Let’s use an authorization policy that denies access to all workloads:
cat <<EOF | kubectl apply -f -
apiVersion: security.istio.io/v1beta1
kind: AuthorizationPolicy
metadata:
name: deny-all
namespace: default
spec: {}
EOF
With this config, we are denying access to all workloads in the default namespace.
Try refreshing the http://$GATEWAY or running curl http://$GATEWAY. This time, it won’t work and you will see the following error:
RBAC: access denied
To allow Hello Web service to call to the Greeter service we can update the authorization policy that explicitly allows Hello Web making requests to the Greeter service.
Let’s delete the previous policy first by running:
kubectl delete authorizationpolicy deny-all
Now we can create a new policy:
cat <<EOF | kubectl apply -f -
apiVersion: security.istio.io/v1beta1
kind: AuthorizationPolicy
metadata:
name: greeter-service
namespace: default
spec:
selector:
matchLabels:
app: greeter-service
rules:
- to:
- operation:
methods: ["GET"]
EOF
If you try to reaccess the site, you should be able to see the responses again. Note that there might be some delays due to caching.
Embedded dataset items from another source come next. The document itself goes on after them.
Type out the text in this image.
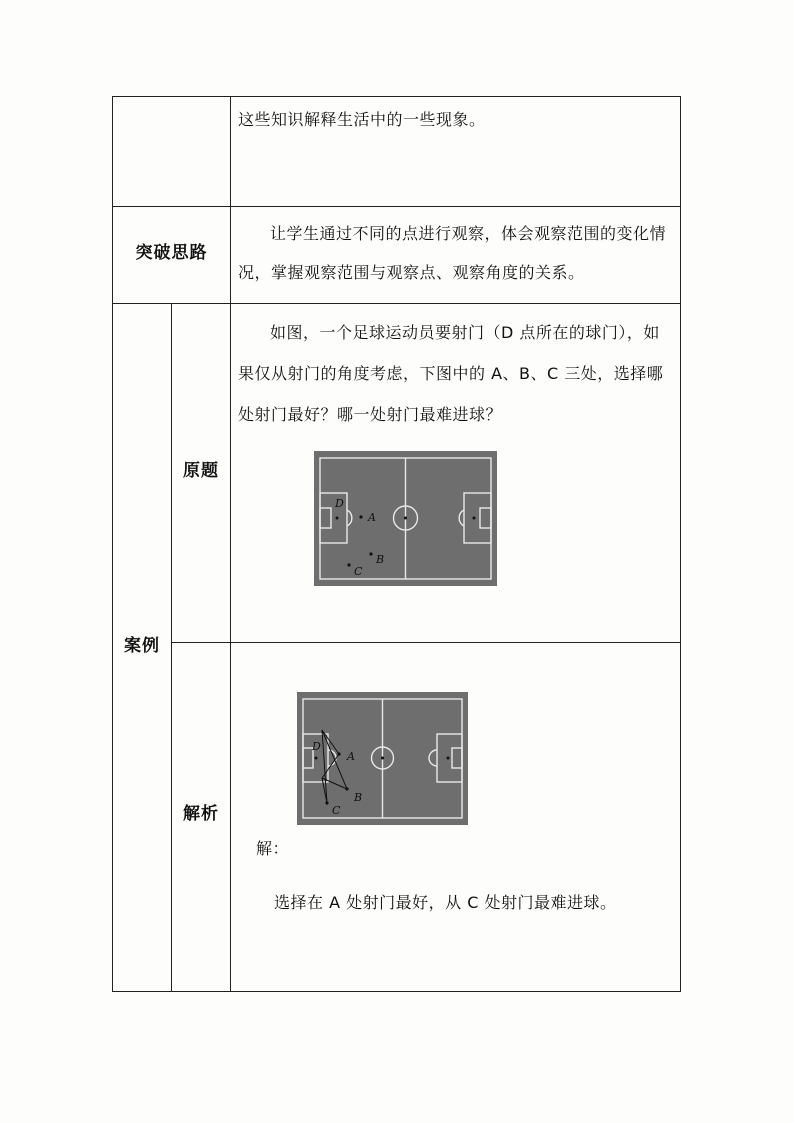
这些知识解释生活中的一些现象。
突破思路
让学生通过不同的点进行观察，体会观察范围的变化情况，掌握观察范围与观察点、观察角度的关系。
案例
原题
如图，一个足球运动员要射门（D 点所在的球门），如果仅从射门的角度考虑，下图中的 A、B、C 三处，选择哪处射门最好？哪一处射门最难进球？
D
A
B
C
解析
D
A
B
C
解：
选择在 A 处射门最好，从 C 处射门最难进球。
Let’s tighten up the service role a bit more and update the authorization policy, so we can only call the /hello endpoint on it:
cat <<EOF | kubectl apply -f -
apiVersion: security.istio.io/v1beta1
kind: AuthorizationPolicy
metadata:
name: greeter-service
namespace: default
spec:
selector:
matchLabels:
app: greeter-service
rules:
- to:
- operation:
methods: ["GET"]
paths: ["*/hello"]
EOF
To test this, we will get a shell inside the Hello web container and use curl to make requests to the greeter service. First, let’s figure out the Hello web pod name by running kubectl get pod and then run the exec command:
kubectl exec -it [podname] /bin/sh
With the shell inside the container, let’s install curl first:
apk add curl
We can test out the service role now. If you run curl against the /hello endpoint, everything works as expected:
curl greeter-service.default.svc.cluster.local:3000/hello
{"message":"hello 👋 ","version":"1.0.0"}
However, if you make a request against the /version endpoint, you will see the familiar error message:
curl greeter-service.default.svc.cluster.local:3000/version
RBAC: access denied
To clean everything, simply delete the authorization policy.
Conclusion
In this blog, you learned about how Istio service mesh deals with the security and different features you can use to define authorization policies through a couple of examples.